If we'd like we can pass a `get_clean_prediction` function to `evaluate` which should expect a model response string, perform some post-processing on it, and return the results which are then compared to the provided label.

For our case let's use the following `strip_response` function to trim white space off the responses before comparing them to their labels.

In [None]:
def strip_response(response: str) -> str:
    return response.strip()

In [None]:
gpt43b.evaluate(prompts_and_answers[:3], get_clean_prediction=strip_response, tokens_to_generate=1)

Having stripped off the white space we see the GPT43B model performing as well as we observed above.

It's worth mentioning that the intended use of `evaluate` is to evaluate model performance across datasets and is not a replacement for `generate`. If you need to view individual model responses for any reason, switch to using `generate` on the data samples in question so you can see model output directly.

---

## Try Zero-shot Prompting With Full Dataset

Now we will iterate through all 3 GPT models and evaluate their performance on our test set. In doing so we will also introduce another feature of the `generate` method which is to write evaluation results to a csv file. Later we will visualize the results to better observe how each of the models perform in different prompting and fine-tuning scenarios.

We will be writing to `'experiment_results/pubmed_experiment_results.csv'`. This file will contain results for all of our experiments with the PubMedQA data including zero, one and few-shot prompting, p-tuning and LoRA, with a variety of models.
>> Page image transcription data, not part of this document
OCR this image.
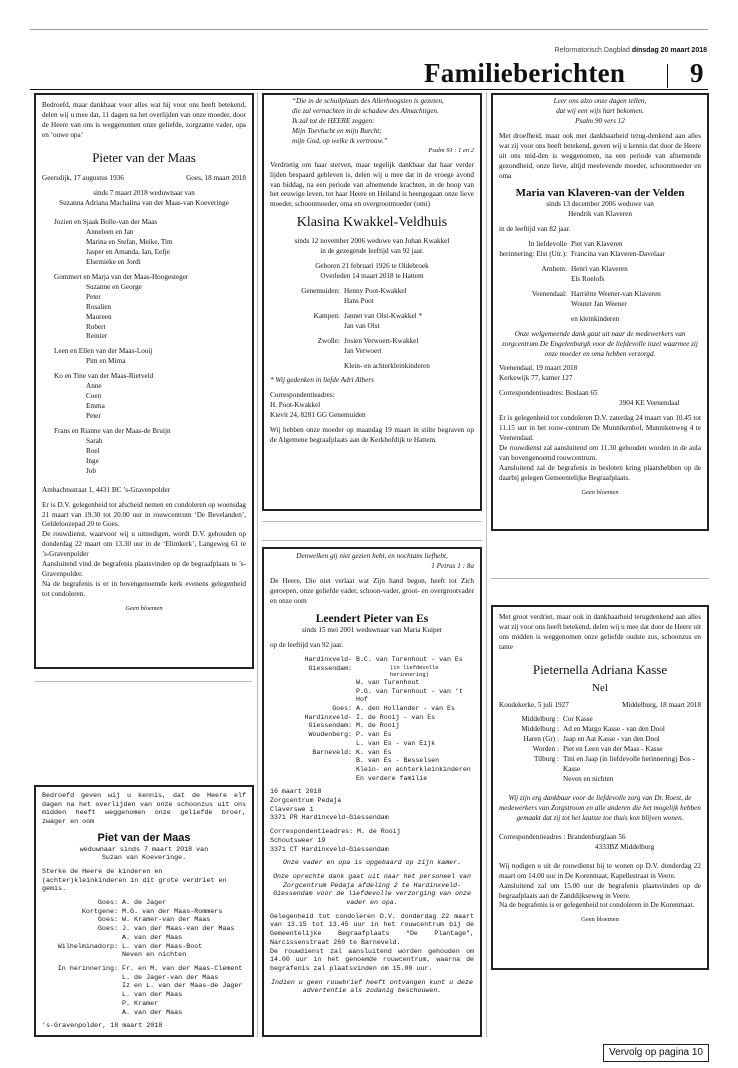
Reformatorisch Dagblad dinsdag 20 maart 2018
Familieberichten 9

Bedroefd, maar dankbaar voor alles wat hij voor ons heeft betekend, delen wij u mee dat, 11 dagen na het overlijden van onze moeder, door de Heere van ons is weggenomen onze geliefde, zorgzame vader, opa en ‘ouwe opa’

Pieter van der Maas

Geersdijk, 17 augustus 1936	Goes, 18 maart 2018

sinds 7 maart 2018 weduwnaar van

Suzanna Adriana Machalina van der Maas-van Koeveringe

Jozien en Sjaak Bolle-van der Maas

Anneleen en Jan

Marina en Stefan, Meike, Tim

Jasper en Amanda, Ian, Eefje

Elsemieke en Jordi

Gommert en Marja van der Maas-Hoogesteger

Suzanne en George

Peter

Rosalien

Maureen

Robert

Reinier

Leen en Ellen van der Maas-Looij

Pim en Mirna

Ko en Tine van der Maas-Rietveld

Anne

Coen

Emma

Peter

Frans en Rianne van der Maas-de Bruijn

Sarah

Roel

Inge

Job

Ambachtsstraat 1, 4431 BC ’s-Gravenpolder

Er is D.V. gelegenheid tot afscheid nemen en condoleren op woensdag 21 maart van 19.30 tot 20.00 uur in rouwcentrum ‘De Bevelanden’, Geldeloozepad 20 te Goes.

De rouwdienst, waarvoor wij u uitnodigen, wordt D.V. gehouden op donderdag 22 maart om 13.30 uur in de ‘Elimkerk’, Langeweg 61 te ’s-Gravenpolder

Aansluitend vind de begrafenis plaatsvinden op de begraafplaats te ’s-Gravenpolder.

Na de begrafenis is er in bovengenoemde kerk evenens gelegenheid tot condoleren.

Geen bloemen

“Die in de schuilplaats des Allerhoogsten is gezeten,

die zal vernachten in de schaduw des Almachtigen.

Ik zal tot de HEERE zeggen:

Mijn Toevlucht en mijn Burcht;

mijn God, op welke ik vertrouw.”

Psalm 91 : 1 en 2

Verdrietig om haar sterven, maar tegelijk dankbaar dat haar verder lijden bespaard gebleven is, delen wij u mee dat in de vroege avond van biddag, na een periode van afnemende krachten, in de hoop van het eeuwige leven, tot haar Heere en Heiland is heengegaan onze lieve moeder, schoonmoeder, oma en overgrootmoeder (omi)

Klasina Kwakkel-Veldhuis

sinds 12 november 2006 weduwe van Johan Kwakkel

in de gezegende leeftijd van 92 jaar.

Geboren 21 februari 1926 te Oldebroek

Overleden 14 maart 2018 te Hattem

Genemuiden: Henny Poot-Kwakkel
Hans Poot
Kampen: Jannet van Olst-Kwakkel *
Jan van Olst
Zwolle: Josien Verwoert-Kwakkel
Jan Verwoert

Klein- en achterkleinkinderen

* Wij gedenken in liefde Adri Albers

Correspondentieadres:

H. Poot-Kwakkel

Kievit 24, 8281 GG Genemuiden

Wij hebben onze moeder op maandag 19 maart in stilte begraven op de Algemene begraafplaats aan de Kerkhofdijk te Hattem.

Leer ons alzo onze dagen tellen,

dat wij een wijs hart bekomen.

Psalm 90 vers 12

Met droefheid, maar ook met dankbaarheid terug-denkend aan alles wat zij voor ons heeft betekend, geven wij u kennis dat door de Heere uit ons mid-den is weggenomen, na een periode van afnemende gezondheid, onze lieve, altijd meelevende moeder, schoonmoeder en oma

Maria van Klaveren-van der Velden

sinds 13 december 2006 weduwe van

Hendrik van Klaveren

in de leeftijd van 82 jaar.

In liefdevolle herinnering: Elst (Utr.):
Piet van Klaveren
Francina van Klaveren-Davelaar
Arnhem: Henri van Klaveren
Els Roelofs
Veenendaal: Harriëtte Weener-van Klaveren
Wouter Jan Weener

en kleinkinderen

Onze welgemeende dank gaat uit naar de medewerkers van zorgcentrum De Engelenburgh voor de liefdevolle inzet waarmee zij onze moeder en oma hebben verzorgd.

Veenendaal, 19 maart 2018

Kerkewijk 77, kamer 127

Correspondentieadres: Boslaan 65

3904 KE Veenendaal

Er is gelegenheid tot condoleren D.V. zaterdag 24 maart van 10.45 tot 11.15 uur in het rouw-centrum De Munnikenhof, Munnikenweg 4 te Veenendaal.

De rouwdienst zal aansluitend om 11.30 gehouden worden in de aula van bovengenoemd rouwcentrum.

Aansluitend zal de begrafenis in besloten kring plaatshebben op de daarbij gelegen Gemeentelijke Begraafplaats.

Geen bloemen

Denwelken gij niet gezien hebt, en nochtans liefhebt,

1 Petrus 1 : 8a

De Heere, Die niet verlaat wat Zijn hand begon, heeft tot Zich geroepen, onze geliefde vader, schoon-vader, groot- en overgrootvader en onze oom

Leendert Pieter van Es

sinds 15 mei 2001 weduwnaar van Maria Kuiper

op de leeftijd van 92 jaar.

Hardinxveld-Giessendam:
B.C. van Turenhout - van Es
(in liefdevolle herinnering)
W. van Turenhout
P.G. van Turenhout - van ’t Hof
Goes: A. den Hollander - van Es
Hardinxveld-Giessendam:
I. de Rooij - van Es
M. de Rooij
Woudenberg: P. van Es
L. van Es - van Eijk
Barneveld: K. van Es
B. van Es - Besselsen
Klein- en achterkleinkinderen
En verdere familie

16 maart 2018

Zorgcentrum Pedaja

Claverswe 1

3371 PR Hardinxveld-Giessendam

Correspondentieadres: M. de Rooij

Schoutsweer 19

3371 CT Hardinxveld-Giessendam

Onze vader en opa is opgebaard op zijn kamer.

Onze oprechte dank gaat uit naar het personeel van Zorgcentrum Pedaja afdeling 2 te Hardinxveld-Giessendam voor de liefdevolle verzorging van onze vader en opa.

Gelegenheid tot condoleren D.V. donderdag 22 maart van 13.15 tot 13.45 uur in het rouwcentrum bij de Gemeentelijke Begraafplaats “De Plantage”, Narcissenstraat 260 te Barneveld.

De rouwdienst zal aansluitend worden gehouden om 14.00 uur in het genoemde rouwcentrum, waarna de begrafenis zal plaatsvinden om 15.00 uur.

Indien u geen rouwbrief heeft ontvangen kunt u deze advertentie als zodanig beschouwen.

Met groot verdriet, maar ook in dankbaarheid terugdenkend aan alles wat zij voor ons heeft betekend, delen wij u mee dat door de Heere uit ons midden is weggenomen onze geliefde oudste zus, schoonzus en tante

Pieternella Adriana Kasse

Nel

Koudekerke, 5 juli 1927	Middelburg, 18 maart 2018
Middelburg : Cor Kasse
Middelburg : Ad en Margo Kasse - van den Dool
Haren (Gr) : Jaap en Aat Kasse - van den Dool
Worden : Piet en Leen van der Maas - Kasse
Tilburg : Tini en Jaap (in liefdevolle herinnering) Bos - Kasse

Neven en nichten

Wij zijn erg dankbaar voor de liefdevolle zorg van Dr. Roest, de medewerkers van Zorgstroom en alle anderen die het mogelijk hebben gemaakt dat zij tot het laatste toe thuis kon blijven wonen.

Correspondentieadres : Brandenburglaan 56

4333BZ Middelburg

Wij nodigen u uit de rouwdienst bij te wonen op D.V. donderdag 22 maart om 14.00 uur in De Korenmaat, Kapellestraat in Veere.

Aansluitend zal om 15.00 uur de begrafenis plaatsvinden op de begraafplaats aan de Zanddijkseweg in Veere.

Na de begrafenis is er gelegenheid tot condoleren in De Korenmaat.

Geen bloemen

Bedroefd geven wij u kennis, dat de Heere elf dagen na het overlijden van onze schoonzus uit ons midden heeft weggenomen onze geliefde broer, zwager en oom

Piet van der Maas

weduwnaar sinds 7 maart 2018 van

Suzan van Koeveringe.

Sterke de Heere de kinderen en (achter)kleinkinderen in dit grote verdriet en gemis.

Goes: A. de Jager
Kortgene: M.G. van der Maas-Rommers
Goes: W. Kramer-van der Maas
Goes: J. van der Maas-van der Maas
A. van der Maas
Wilhelminadorp: L. van der Maas-Boot
Neven en nichten
In herinnering: Fr. en M. van der Maas-Clement
L. de Jager-van der Maas
Iz en L. van der Maas-de Jager
L. van der Maas
P. Kramer
A. van der Maas

’s-Gravenpolder, 18 maart 2018

Vervolg op pagina 10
The model instance itself will provide the model name to the experiment results file, so we don't need to pass that in manually. We supply `experiment_name` to specify the customization conditions for this particular run, in our case, "Zero Shot".

The following, which runs the whole `prompts_and_answers` dataset through 3 GPT models will take a minute or two to complete.

In [None]:
for name, llm in tqdm(llms.items()):
    underline = "-"*len(name)
    print(f'{name.upper()}\n{underline}\n')
    
    llm.evaluate(prompts_and_answers,
                get_clean_prediction=strip_response,
                write_results_to_csv=True,
                experiment_name='Zero Shot',
                csv_file_name='experiment_results/pubmed_experiment_results.csv',
                tokens_to_generate=1)
    print()

---

## View Results

In addition to the printouts above, each model instance has an `experiment_results` property we can inspect.

In [None]:
for llm in llms.values():
    print(llm.experiment_results)

Additionally, we have provided a `plot_experiment_results` helper for better visualization, especially when we start to conduct multiple experiments.

In [None]:
plot_experiment_results('experiment_results/pubmed_experiment_results.csv')

# We also provide solution/reference results in case they are needed.
# plot_experiment_results('experiment_results/solutions/zero_shot_pubmed_experiment_results.csv')

---

## Analysis

Much like we observed above with the small sample size, the model's have performed to varying degrees, largely relative to their size. 43B appears to be doing quite well, 20B didn't fail entirely, but only got some responses correct, and 8B didn't get a single response correct.